No shared operational identifier or mandatory data standard across criminal justice agencies
Police forces, the CPS, HMCTS, prisons and probation run separate case systems with no common person or case identifier in live operations. MoJ's Data First programme (funded by ADR UK/ESRC) links justice datasets (magistrates', Crown Court, prisons, probation, offender assessment), but retrospectively, de-identified, for accredited researchers only. The CJS Data Improvement Programme (MoJ/Home Office) promotes a 'unified approach' but has no statutory force; HMCTS's Common Platform covers courts only and its rollout was troubled. Consequence: no agency can track a case end-to-end in real time, attrition (e.g. victim withdrawal between charge and trial) is measured by periodic linkage studies rather than operationally, and cross-agency performance scorecards depend on manual reconciliation. This underpins several other gaps here: a whole-system inspectorate and a capacity mechanism both need this data layer.
You cannot manage a backlog you cannot see. Fragmented data hides where the 80,000-case queue actually sits, prevents victims being told case status, and forces policy (sentencing, remand, diversion) to be made on lagged, unlinked statistics.

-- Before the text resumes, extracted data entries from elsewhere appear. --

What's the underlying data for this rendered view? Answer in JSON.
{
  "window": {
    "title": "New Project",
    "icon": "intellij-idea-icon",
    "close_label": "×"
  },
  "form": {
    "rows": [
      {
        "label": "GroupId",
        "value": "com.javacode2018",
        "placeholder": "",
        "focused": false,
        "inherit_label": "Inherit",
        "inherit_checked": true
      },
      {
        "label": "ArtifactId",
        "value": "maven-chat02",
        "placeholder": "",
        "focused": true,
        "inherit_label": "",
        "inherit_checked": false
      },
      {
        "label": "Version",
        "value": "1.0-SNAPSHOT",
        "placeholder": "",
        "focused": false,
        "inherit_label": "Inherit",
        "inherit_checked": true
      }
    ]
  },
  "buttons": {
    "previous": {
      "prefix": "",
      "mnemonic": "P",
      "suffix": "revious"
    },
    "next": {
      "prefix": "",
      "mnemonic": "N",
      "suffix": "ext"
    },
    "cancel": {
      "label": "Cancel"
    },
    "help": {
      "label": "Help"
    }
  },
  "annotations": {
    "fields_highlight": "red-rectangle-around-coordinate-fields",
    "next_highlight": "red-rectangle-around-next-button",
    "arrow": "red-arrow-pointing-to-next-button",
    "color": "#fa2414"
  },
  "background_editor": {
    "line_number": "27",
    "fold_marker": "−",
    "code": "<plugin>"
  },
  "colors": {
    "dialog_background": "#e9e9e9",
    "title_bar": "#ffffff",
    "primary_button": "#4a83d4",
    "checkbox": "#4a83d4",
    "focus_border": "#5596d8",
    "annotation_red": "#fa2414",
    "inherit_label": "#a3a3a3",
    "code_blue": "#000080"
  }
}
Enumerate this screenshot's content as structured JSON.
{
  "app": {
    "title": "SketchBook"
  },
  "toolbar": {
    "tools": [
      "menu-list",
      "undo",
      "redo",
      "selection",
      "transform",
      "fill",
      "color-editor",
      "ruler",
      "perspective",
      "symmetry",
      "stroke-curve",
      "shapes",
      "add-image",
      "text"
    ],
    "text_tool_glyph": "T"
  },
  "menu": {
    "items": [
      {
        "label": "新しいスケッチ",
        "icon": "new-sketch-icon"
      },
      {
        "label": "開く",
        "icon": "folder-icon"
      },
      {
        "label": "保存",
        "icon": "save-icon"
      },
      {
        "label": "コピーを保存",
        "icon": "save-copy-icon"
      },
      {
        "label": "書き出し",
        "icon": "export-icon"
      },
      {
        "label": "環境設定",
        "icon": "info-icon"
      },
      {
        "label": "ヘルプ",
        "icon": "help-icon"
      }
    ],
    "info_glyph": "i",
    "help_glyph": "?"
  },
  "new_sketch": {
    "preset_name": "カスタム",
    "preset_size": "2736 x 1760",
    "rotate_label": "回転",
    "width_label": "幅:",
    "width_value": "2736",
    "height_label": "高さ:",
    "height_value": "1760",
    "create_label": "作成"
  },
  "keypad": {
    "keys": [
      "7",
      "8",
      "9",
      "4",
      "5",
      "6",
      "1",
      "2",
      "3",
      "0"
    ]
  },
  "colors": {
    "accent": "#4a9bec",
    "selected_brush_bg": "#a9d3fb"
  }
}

It is the enabling capability for nearly every other justice reform.
A statutory duty (in the next criminal justice bill) mandating common data standards and a single cross-CJS case/person identifier for police, CPS, courts, prisons and probation, with a published cross-system scorecard; funded expansion of Data First into a near-real-time operational linkage service under appropriate governance.
// State-led: Instrument: statutory data-standards duty in next criminal justice bill; Data First expansion needs MoJ funding and governance.
no shared identifier lets any agency track a case end-to-end in real time, hiding where the backlog sits and blocking nearly every other reform, but nothing dates the fix.